Betaine restores epigenetic control and supports neuronal mitochondria in the cuprizone mouse model of multiple sclerosis

• Published in: Epigenetics Vol. 15; no. 8; pp. 871 - 886
• Main Authors: Singhal, Naveen K., Sternbach, Sarah, Fleming, Sheila, Alkhayer, Kholoud, Shelestak, John, Popescu, Daniela, Weaver, Alyx, Clements, Robert, Wasek, Brandi, Bottiglieri, Teodoro, Freeman, Ernest J., McDonough, Jennifer
• Format: Journal Article
• Language: English
• Published: United States Taylor & Francis 02.08.2020; Taylor & Francis Group
• Subjects: Animals; betaine; Betaine - pharmacology; Betaine-Homocysteine S-Methyltransferase - metabolism; BHMT; Cell Respiration; Cells, Cultured; Chromatin Assembly and Disassembly; Cuprizone - toxicity; Epigenesis, Genetic; H3K4me3; Histone Code; Male; methionine metabolism; Mice; Mice, Inbred C57BL; mitochondria; Mitochondria - drug effects; Mitochondria - metabolism; multiple sclerosis; Multiple Sclerosis - etiology; Multiple Sclerosis - genetics; Multiple Sclerosis - metabolism; Neurons - drug effects; Neurons - metabolism; Rats; Rats, Sprague-Dawley; Research Paper; BHMT; betaine; methionine metabolism; H3K4me3; mitochondria; multiple sclerosis
• ISSN: 1559-2294; 1559-2308
• DOI: 10.1080/15592294.2020.1735075

Methionine metabolism is dysregulated in multiple sclerosis (MS).
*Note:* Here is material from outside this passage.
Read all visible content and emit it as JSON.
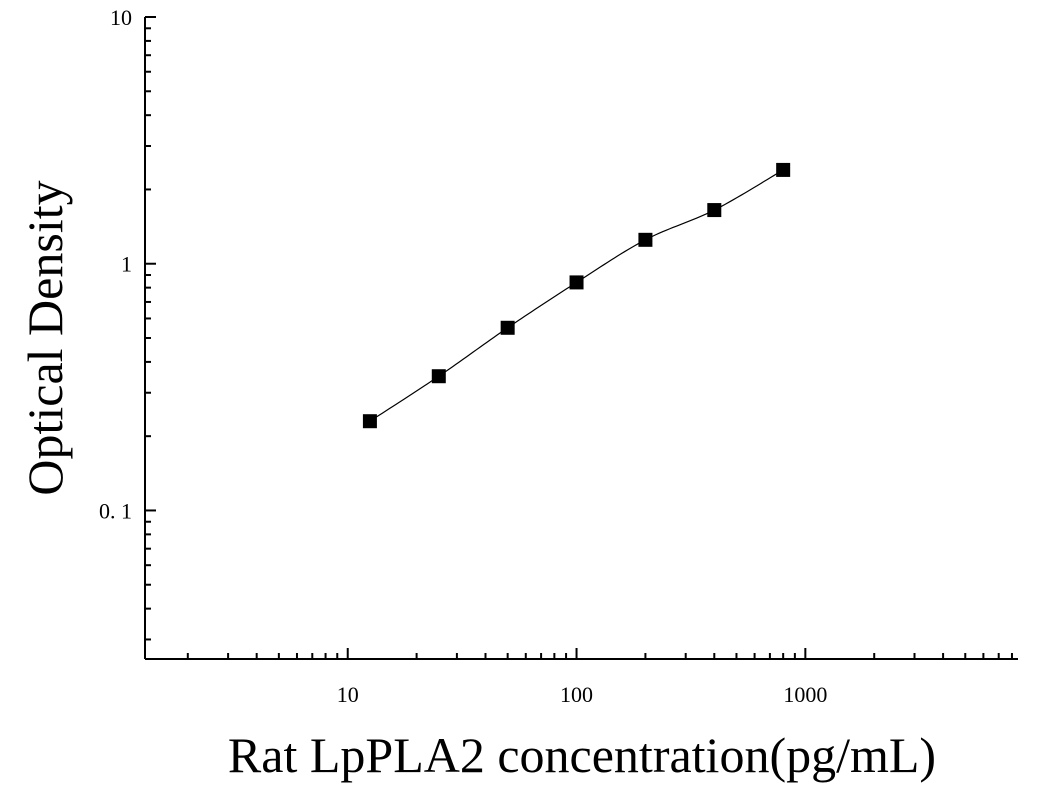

The methyl donor betaine is depleted in the MS brain where it is linked to changes in levels of histone H3 trimethylated on lysine 4 (H3K4me3) and mitochondrial impairment. We investigated the effects of replacing this depleted betaine in the cuprizone mouse model of MS. Supplementation with betaine restored epigenetic control and alleviated neurological disability in cuprizone mice. Betaine increased the methylation potential (SAM/SAH ratio), levels of H3K4me3, enhanced neuronal respiration, and prevented axonal damage. We show that the methyl donor betaine and the betaine homocysteine methyltransferase (BHMT) enzyme can act in the nucleus to repair epigenetic control and activate neuroprotective transcriptional programmes. ChIP-seq data suggest that BHMT acts on chromatin to increase the SAM/SAH ratio and histone methyltransferase activity locally to increase H3K4me3 and activate gene expression that supports neuronal energetics. These data suggest that the methyl donor betaine may provide neuroprotection in MS where mitochondrial impairment damages axons and causes disability.